# Does $p$ integrability in n-1 dimensions give higher integrability in $n$ dimensions?

Restrict everything to a ball in $n$ dimensions, let $x$ represent the first $n-1$ variables, and $t$ the $n-$th variable. It is obvious by Holder's Inequality that $$\int\limits_t\left(\int\limits_x|f|^p\right)^{\frac1p}\leq\left(\int\limits_t\int\limits_x|f|^p\right)^{\frac1p}|\{f\neq0\}|^{1-\frac1p}$$ I am interested in whether the following inequality holds

$$\int\limits_t\left(\int\limits_x|f|^p\right)^{\frac1p}\leq C\left(\int\limits_t\int\limits_x|f|^{p-\epsilon}\right)^{\frac1{p-\epsilon}}$$ for $\epsilon>0$ and $f$ such that $\Vert f\Vert_{L^p(x)}$ and $\Vert f\Vert_{L^p(x,t)}$ are small ($<1$ in particular). Any results related to this question are welcome.

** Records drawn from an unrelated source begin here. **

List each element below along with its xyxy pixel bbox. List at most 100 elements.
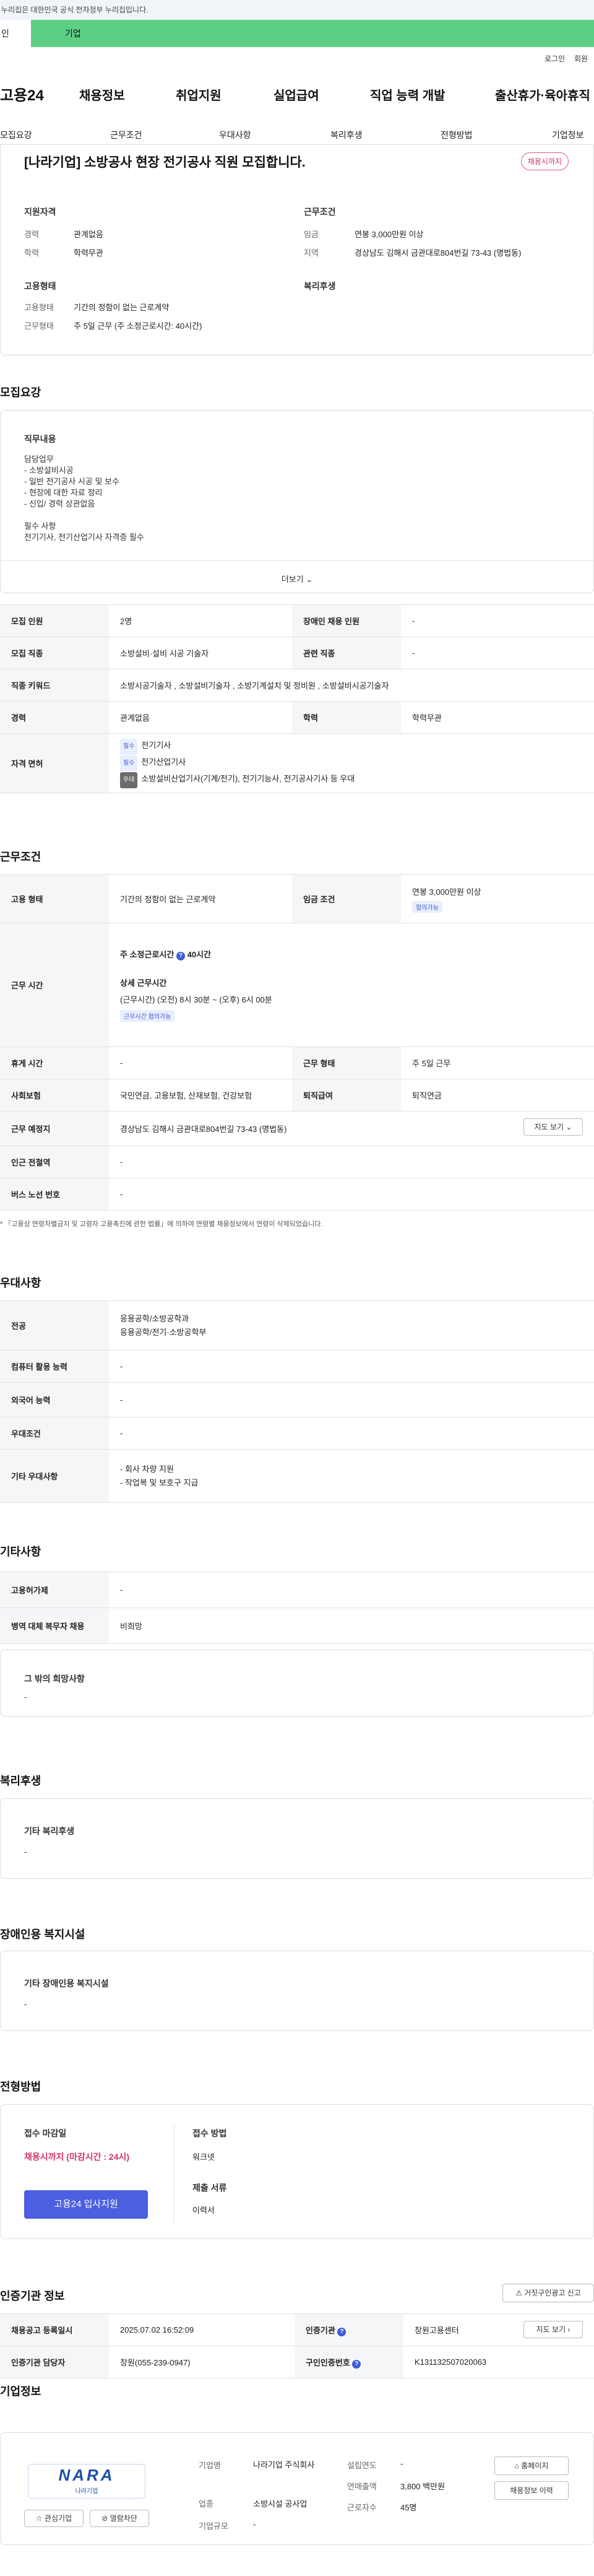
info-icon[interactable]: ? <box>337 2327 346 2336</box>
permit-label: 고용허가제 <box>0 1572 109 1608</box>
military-label: 병역 대체 복무자 채용 <box>0 1608 109 1644</box>
nav-unemployment-benefit[interactable]: 실업급여 <box>273 85 319 103</box>
pref-section-title: 우대사항 <box>0 1277 41 1289</box>
wage-value: 연봉 3,000만원 이상 <box>355 230 424 239</box>
wish-value: - <box>24 1692 27 1702</box>
edu-row-value: 학력무관 <box>401 701 594 734</box>
block-icon: ⊘ <box>101 2514 108 2523</box>
subway-label: 인근 전철역 <box>0 1146 109 1178</box>
subnav-screening[interactable]: 전형방법 <box>441 129 473 141</box>
duty-line: 전기기사, 전기산업기사 자격증 필수 <box>24 533 144 542</box>
emp-type-value: 기간의 정함이 없는 근로계약 <box>74 303 170 312</box>
sales-label: 연매출액 <box>347 2482 377 2491</box>
company-logo: NARA 나라기업 <box>28 2464 145 2499</box>
work-form-value: 주 5일 근무 (주 소정근로시간: 40시간) <box>74 321 202 331</box>
more-button[interactable]: 더보기 ⌄ <box>1 573 593 585</box>
nav-vocational-training[interactable]: 직업 능력 개발 <box>370 85 446 103</box>
hours-weekly-value: 40시간 <box>187 950 211 959</box>
map-button-label: 지도 보기 <box>536 2325 566 2334</box>
wish-title: 그 밖의 희망사항 <box>24 1674 85 1684</box>
other-pref-value: - 회사 차량 지원 <box>120 1464 174 1474</box>
tab-business[interactable]: 기업 <box>31 20 594 47</box>
major-value: 응용공학/전기·소방공학부 <box>120 1327 207 1337</box>
nav-jobs[interactable]: 채용정보 <box>79 85 125 103</box>
license-name: 전기산업기사 <box>141 757 186 767</box>
tab-individual[interactable]: 인 <box>0 20 31 47</box>
report-fake-ad-button[interactable]: ⚠ 거짓구인광고 신고 <box>502 2284 594 2302</box>
license-item: 필수 전기기사 <box>120 738 583 755</box>
name-value: 나라기업 주식회사 <box>253 2460 315 2469</box>
staff-label: 근로자수 <box>347 2503 377 2512</box>
info-icon[interactable]: ? <box>176 952 185 960</box>
wage-cond-cell: 연봉 3,000만원 이상 협의가능 <box>401 874 594 923</box>
site-logo[interactable]: 고용24 <box>0 83 44 105</box>
size-value: - <box>253 2520 256 2529</box>
divider <box>1 560 593 561</box>
more-label: 더보기 <box>281 575 304 584</box>
computer-value: - <box>109 1350 594 1383</box>
block-button[interactable]: ⊘ 열람차단 <box>90 2510 149 2527</box>
welfare-value: - <box>24 1847 27 1856</box>
subnav-recruit[interactable]: 모집요강 <box>0 129 32 141</box>
history-button[interactable]: 채용정보 이력 <box>494 2481 569 2500</box>
job-title: [나라기업] 소방공사 현장 전기공사 직원 모집합니다. <box>24 155 306 170</box>
subnav-welfare[interactable]: 복리후생 <box>330 129 363 141</box>
subnav-company[interactable]: 기업정보 <box>552 129 584 141</box>
cond-value: - <box>109 1417 594 1450</box>
founded-label: 설립연도 <box>347 2461 377 2470</box>
job-no-label-text: 구인인증번호 <box>306 2357 350 2367</box>
home-icon: ⌂ <box>514 2461 519 2470</box>
license-tag: 우대 <box>120 772 138 788</box>
screening-section-title: 전형방법 <box>0 2081 41 2093</box>
duty-line: - 일반 전기공사 시공 및 보수 <box>24 477 119 486</box>
lang-value: - <box>109 1382 594 1417</box>
insurance-label: 사회보험 <box>0 1079 109 1112</box>
form-value: 주 5일 근무 <box>401 1046 594 1079</box>
permit-value: - <box>109 1572 594 1608</box>
deadline-value: 채용시까지 (마감시간 : 24시) <box>24 2152 130 2162</box>
wish-card: 그 밖의 희망사항 - <box>0 1650 594 1717</box>
subnav-work[interactable]: 근무조건 <box>110 129 142 141</box>
job-value: 소방설비·설비 시공 기술자 <box>109 637 292 669</box>
agency-map-button[interactable]: 지도 보기 › <box>523 2321 583 2338</box>
duty-line: - 소방설비시공 <box>24 466 74 475</box>
duty-card: 직무내용 담당업무 - 소방설비시공 - 일반 전기공사 시공 및 보수 - 현… <box>0 410 594 593</box>
keyword-value: 소방시공기술자 , 소방설비기술자 , 소방기계설치 및 정비원 , 소방설비시… <box>109 669 594 702</box>
duty-line: - 신입/ 경력 상관없음 <box>24 499 95 508</box>
homepage-button[interactable]: ⌂ 홈페이지 <box>494 2456 569 2475</box>
hours-detail-title: 상세 근무시간 <box>120 978 167 988</box>
sales-value: 3,800 백만원 <box>400 2482 446 2491</box>
work-map-button[interactable]: 지도 보기 ⌄ <box>523 1118 583 1136</box>
break-label: 휴게 시간 <box>0 1046 109 1079</box>
disabled-card: 기타 장애인용 복지시설 - <box>0 1951 594 2031</box>
license-tag: 필수 <box>120 739 138 755</box>
nav-parental-leave[interactable]: 출산휴가·육아휴직 <box>495 85 590 103</box>
age-note: * 「고용상 연령차별금지 및 고령자 고용촉진에 관한 법률」에 의하여 연령… <box>0 1221 323 1228</box>
nav-employment-support[interactable]: 취업지원 <box>176 85 222 103</box>
work-form-label: 근무형태 <box>24 321 54 331</box>
disabled-label: 장애인 채용 인원 <box>292 604 401 637</box>
place-cell: 경상남도 김해시 금관대로804번길 73-43 (명법동) <box>109 1111 594 1146</box>
form-label: 근무 형태 <box>292 1046 401 1079</box>
signup-link[interactable]: 회원 <box>574 53 588 64</box>
alarm-icon: ⚠ <box>515 2289 522 2297</box>
disabled-title: 기타 장애인용 복지시설 <box>24 1978 109 1988</box>
exp-row-label: 경력 <box>0 701 109 734</box>
retire-label: 퇴직급여 <box>292 1079 401 1112</box>
wage-negotiable-chip: 협의가능 <box>412 900 442 913</box>
hours-weekly-label: 주 소정근로시간 <box>120 950 174 959</box>
login-link[interactable]: 로그인 <box>544 53 565 64</box>
edu-row-label: 학력 <box>292 701 401 734</box>
org-label: 인증기관 ? <box>295 2313 403 2346</box>
apply-button[interactable]: 고용24 입사지원 <box>24 2190 148 2219</box>
org-label-text: 인증기관 <box>306 2325 335 2335</box>
other-pref-label: 기타 우대사항 <box>0 1449 109 1503</box>
info-icon[interactable]: ? <box>352 2359 361 2369</box>
agency-section-title: 인증기관 정보 <box>0 2290 65 2302</box>
other-pref-value: - 작업복 및 보호구 지급 <box>120 1477 199 1487</box>
company-card: NARA 나라기업 ☆ 관심기업 ⊘ 열람차단 기업명 나라기업 주식회사 업종… <box>0 2432 594 2545</box>
hours-detail: (근무시간) (오전) 8시 30분 ~ (오후) 6시 00분 <box>120 995 272 1004</box>
job-no-label: 구인인증번호 ? <box>295 2346 403 2378</box>
interest-button[interactable]: ☆ 관심기업 <box>24 2510 84 2527</box>
subnav-pref[interactable]: 우대사항 <box>219 129 251 141</box>
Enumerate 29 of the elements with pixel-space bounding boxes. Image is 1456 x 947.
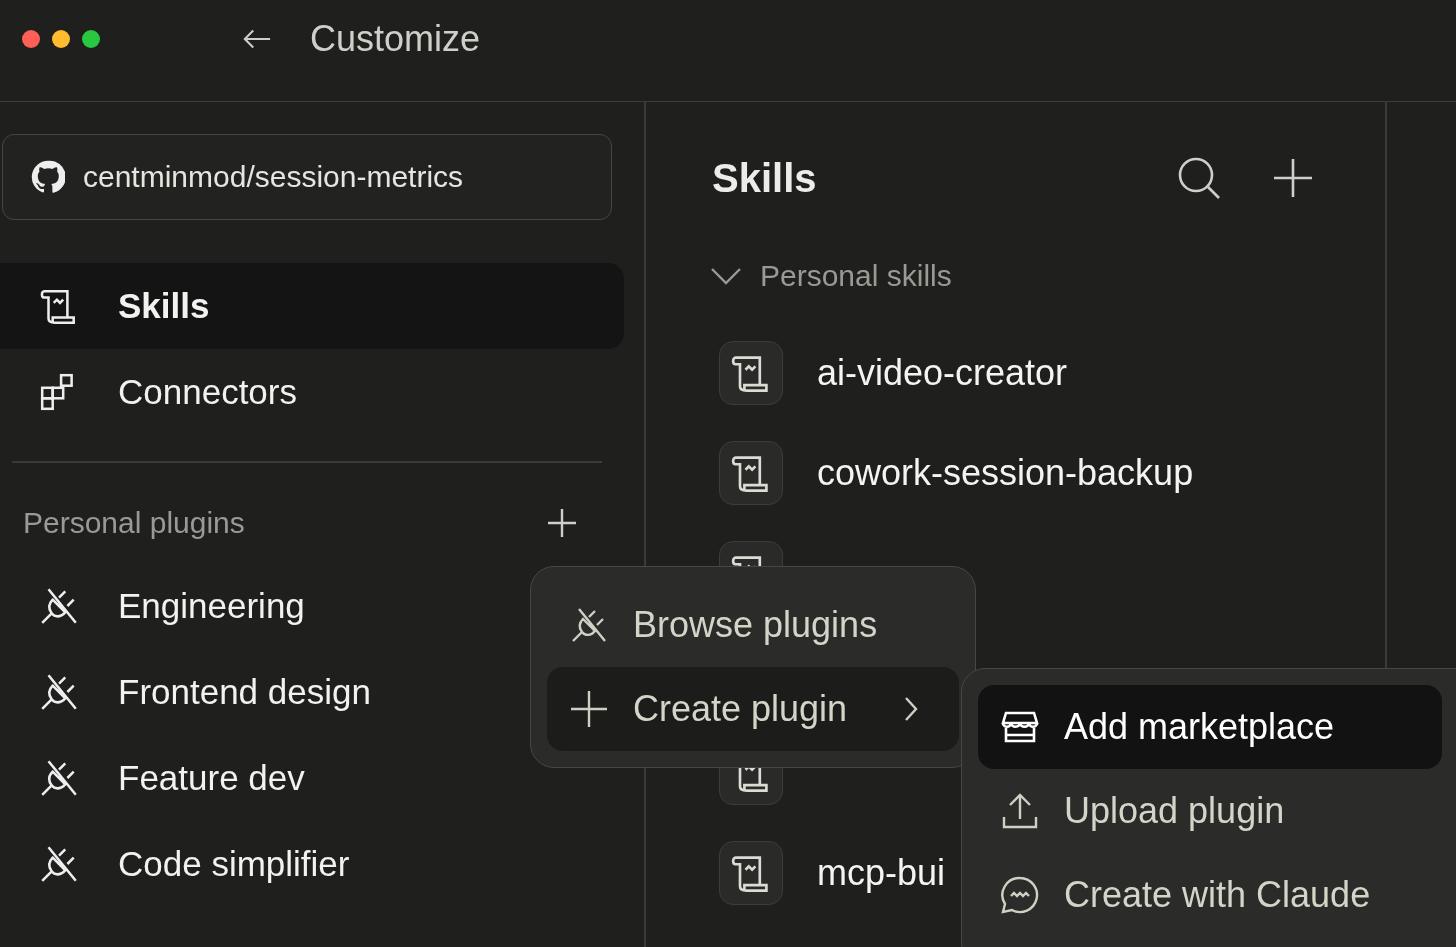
panel-title: Skills xyxy=(712,155,818,201)
github-icon xyxy=(31,160,65,194)
repository-button[interactable]: centminmod/session-metrics xyxy=(2,134,612,220)
group-toggle[interactable]: Personal skills xyxy=(710,254,952,298)
search-icon[interactable] xyxy=(1177,156,1221,200)
menu-item[interactable]: Add marketplace xyxy=(978,685,1442,769)
add-icon[interactable] xyxy=(1271,156,1315,200)
skill-name[interactable]: mcp-bui xyxy=(817,852,946,894)
skill-name[interactable]: cowork-session-backup xyxy=(817,452,1194,494)
menu-item[interactable]: Upload plugin xyxy=(978,769,1442,853)
skill-icon xyxy=(719,341,783,405)
plus-icon xyxy=(569,689,609,729)
minimize-window-button[interactable] xyxy=(52,29,70,48)
skill-icon xyxy=(719,441,783,505)
menu-item[interactable]: Create plugin xyxy=(547,667,959,751)
skill-icon xyxy=(719,841,783,905)
menu-item[interactable]: Create with Claude xyxy=(978,853,1442,937)
section-heading: Personal plugins xyxy=(23,506,245,540)
window-title: Customize xyxy=(310,17,481,60)
add-icon[interactable] xyxy=(546,507,578,539)
upload-icon xyxy=(1000,791,1040,831)
nav-item[interactable]: Connectors xyxy=(0,349,624,435)
zoom-window-button[interactable] xyxy=(82,29,100,48)
chat-icon xyxy=(1000,875,1040,915)
nav-item[interactable]: Skills xyxy=(0,263,624,349)
close-window-button[interactable] xyxy=(22,29,40,48)
plugin-item[interactable]: Code simplifier xyxy=(0,821,624,907)
chevron-icon xyxy=(710,266,742,286)
skill-name[interactable]: ai-video-creator xyxy=(817,352,1068,394)
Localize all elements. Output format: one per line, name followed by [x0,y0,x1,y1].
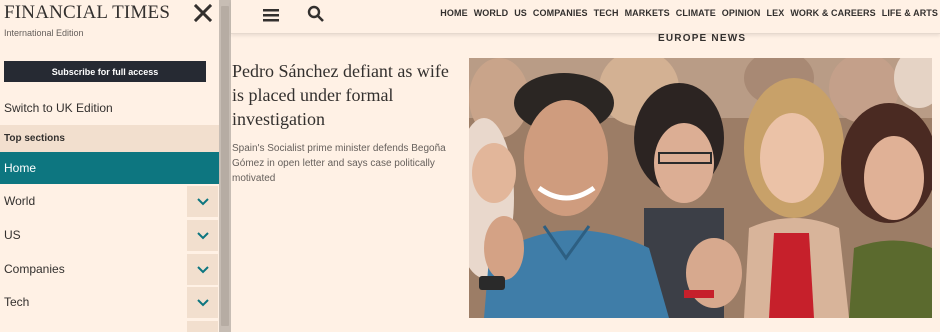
article-headline[interactable]: Pedro Sánchez defiant as wife is placed … [232,59,457,131]
menu-icon[interactable] [261,5,281,25]
topnav-opinion[interactable]: OPINION [722,8,761,18]
article-hero-image[interactable] [469,58,932,318]
close-icon[interactable] [191,1,215,25]
top-navigation-bar: HOME WORLD US COMPANIES TECH MARKETS CLI… [231,0,940,34]
topnav-us[interactable]: US [514,8,527,18]
chevron-down-icon [196,265,209,273]
sidebar-item-label: World [4,194,36,208]
topnav-markets[interactable]: MARKETS [625,8,670,18]
sidebar-item-companies[interactable]: Companies [0,253,219,285]
search-icon[interactable] [306,4,326,24]
sidebar-item-label: Companies [4,262,65,276]
section-header: Top sections [0,125,219,152]
section-kicker[interactable]: EUROPE NEWS [658,33,746,44]
topnav-lex[interactable]: LEX [767,8,785,18]
sidebar-item-us[interactable]: US [0,219,219,251]
topnav-home[interactable]: HOME [440,8,467,18]
sidebar-scrollbar-thumb[interactable] [221,6,229,326]
topnav-climate[interactable]: CLIMATE [676,8,716,18]
switch-edition-link[interactable]: Switch to UK Edition [4,101,113,115]
edition-label: International Edition [4,28,84,38]
sidebar-drawer: FINANCIAL TIMES International Edition Su… [0,0,219,332]
chevron-down-icon [196,197,209,205]
expand-world-button[interactable] [187,186,218,217]
topnav-companies[interactable]: COMPANIES [533,8,588,18]
sidebar-item-label: Tech [4,295,30,309]
topnav-life-arts[interactable]: LIFE & ARTS [882,8,938,18]
chevron-down-icon [196,298,209,306]
sidebar-item-home[interactable]: Home [0,152,219,184]
sidebar-item-world[interactable]: World [0,185,219,217]
topnav-work-careers[interactable]: WORK & CAREERS [790,8,875,18]
expand-tech-button[interactable] [187,287,218,318]
topnav-tech[interactable]: TECH [594,8,619,18]
sidebar-next-item-partial[interactable] [187,321,218,332]
chevron-down-icon [196,231,209,239]
brand-logo[interactable]: FINANCIAL TIMES [4,2,170,24]
top-nav-links: HOME WORLD US COMPANIES TECH MARKETS CLI… [440,8,938,18]
article-standfirst: Spain's Socialist prime minister defends… [232,143,446,184]
expand-us-button[interactable] [187,220,218,251]
sidebar-item-tech[interactable]: Tech [0,286,219,318]
expand-companies-button[interactable] [187,254,218,285]
subscribe-button[interactable]: Subscribe for full access [4,61,206,82]
sidebar-item-label: US [4,228,21,242]
sidebar-item-label: Home [4,161,37,175]
topnav-world[interactable]: WORLD [474,8,509,18]
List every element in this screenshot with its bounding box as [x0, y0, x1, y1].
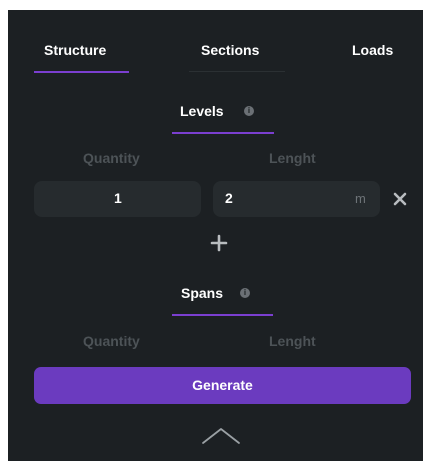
active-tab-indicator: [34, 71, 129, 73]
spans-quantity-label: Quantity: [83, 333, 140, 349]
levels-quantity-label: Quantity: [83, 150, 140, 166]
chevron-up-icon[interactable]: [201, 425, 241, 445]
spans-info-icon[interactable]: i: [240, 288, 250, 298]
levels-info-icon[interactable]: i: [244, 106, 254, 116]
tab-structure[interactable]: Structure: [44, 42, 106, 58]
generate-button[interactable]: Generate: [34, 367, 411, 404]
levels-length-input[interactable]: 2 m: [213, 181, 380, 217]
levels-title: Levels: [180, 103, 224, 119]
spans-underline: [172, 314, 273, 316]
structure-panel: Structure Sections Loads Levels i Quanti…: [8, 10, 423, 461]
levels-quantity-value: 1: [114, 190, 122, 206]
tab-divider: [189, 71, 285, 72]
add-level-plus-icon[interactable]: [210, 234, 228, 252]
spans-title: Spans: [181, 285, 224, 301]
levels-underline: [172, 132, 274, 134]
tab-sections[interactable]: Sections: [201, 42, 259, 58]
levels-length-unit: m: [355, 191, 366, 206]
tab-loads[interactable]: Loads: [352, 42, 393, 58]
levels-quantity-input[interactable]: 1: [34, 181, 201, 217]
tab-bar: Structure Sections Loads: [8, 10, 423, 73]
levels-length-value: 2: [225, 190, 233, 206]
close-icon[interactable]: [392, 191, 408, 207]
spans-length-label: Lenght: [269, 333, 316, 349]
levels-length-label: Lenght: [269, 150, 316, 166]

• Since $1/(p-\epsilon) > 1/p$, consider the limit as $\lambda\to0$ of your inequality applied to $\lambda f$. The left hand side goes to zero like $\lambda$ which is slower than the right hand side ($\lambda^{p/(p-\epsilon)})$. So in your regime your inequality seems to be ruled out purely by scaling reasons. – Willie Wong Feb 6 '17 at 15:48
• Thanks for the comment; you are of course right. I have changed the statement to correct the right-hand side exponent – Lentes Feb 6 '17 at 19:33

This can't possibly hold. You are on a bounded set, so just take your $f(t,x) = g(x)$ for any function $g$ that is in $L^{p-\epsilon}$ but not $L^p$. (Take a sequence $\hat{f}_n \in L^p\cap L^{p-\epsilon}$ such that $\hat{f}_n \to g$ in $L^{p-\epsilon}$. Let $f_n = \delta \hat{f}_n / \| \hat{f}_n \|_{L^p}$. Then $f_n \to 0$ in $L^{p-\epsilon}$ showing that the uniform bound you are looking for is not possible. [Incidentally, since your inequality is linear, there is no point in restricting to "$f$ with sufficiently small norm".)
The reverse inequality cannot hold either by considering functions that are constant in the $x$ variable.
The estimate could hold if you know something more about $f$, something that effectively controls a higher $L^q$ norm in the $x$ direction. For example, if you know regularity you can appeal to Sobolev. You can probably also get by with something that is weaker than $L^q$: just something about scaling behavior on small sets should be enough.
Alternatively, you may also be able to recover the inequality if $x$ and $t$ are not truly independent variables. If $f$ has some hidden correlation between the $x$ and $t$ directions, then it may be possible to do what you want, though typically I would expect the inequality to run the other way.